I can understand that desperation can drive a person to a lot of things. And when you look around and see people on [site omitted], [site omitted], and [site omitted], staying in buisness for years, selling bootlegs, or fan-edits. You see Ebayers popping up 20 times faster than they get kicked off... You want your own piece of the pie. In a real sense, you earned it. If you took a fucking dead, abandoned property, and put in, literally, thousands of dollars of work - giving it the "value added" thing. You, of all people, deserve a piece of that big, juicy pie that the others are munching off of.
Now (I don't want to make a template to encourage others), if his form letter had said stuff like... "Here's a list of people and places you can get this, for free, for B&P, or for bandwidth." "I cant really spare the time...". "I don't understand the hardware side of things, and my dual-layers often fail..." "But, I am in a bad place, right now. If you would like to donate something in the range of xxx, so I can keep up the good work, blahblahblah."

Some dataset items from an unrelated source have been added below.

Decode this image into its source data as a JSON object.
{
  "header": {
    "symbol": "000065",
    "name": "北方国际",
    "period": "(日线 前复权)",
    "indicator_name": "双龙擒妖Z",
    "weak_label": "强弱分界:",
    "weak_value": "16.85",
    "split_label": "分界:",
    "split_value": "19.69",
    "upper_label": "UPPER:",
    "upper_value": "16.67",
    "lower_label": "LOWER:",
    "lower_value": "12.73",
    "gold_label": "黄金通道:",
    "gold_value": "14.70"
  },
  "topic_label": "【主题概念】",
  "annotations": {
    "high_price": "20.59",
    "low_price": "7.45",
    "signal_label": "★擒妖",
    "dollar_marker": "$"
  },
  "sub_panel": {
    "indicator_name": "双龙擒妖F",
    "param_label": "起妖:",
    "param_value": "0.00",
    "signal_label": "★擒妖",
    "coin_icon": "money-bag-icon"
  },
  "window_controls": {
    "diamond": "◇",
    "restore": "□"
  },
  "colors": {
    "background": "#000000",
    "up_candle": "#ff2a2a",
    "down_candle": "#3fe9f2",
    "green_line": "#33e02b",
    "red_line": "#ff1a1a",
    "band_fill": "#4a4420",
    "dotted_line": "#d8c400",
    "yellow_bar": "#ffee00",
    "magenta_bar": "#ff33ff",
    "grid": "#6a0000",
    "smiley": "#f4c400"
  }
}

But, I'm sorry, he was too blatent. It's a bad idea to even hint at taking a profit. You might not get banned from a site if you're honestly begging for donations. But you could get your broke ass sued right off of you. (And they'll find a way to get that blood out of a stone). Or you could end up in the county jail (or worse). An order form is just begging for it.
Don't ask me how some places can stay in buisness. But the world is full of that. Probably fall-guy owners, lawyers and loopholes and, ahem, greased palms. But ya' notice, whatever the crime or lawsuit its always the small fry that get busted...
Edit: as another note, the more people begging, the more (I suspect) the companies will be looking at us funny.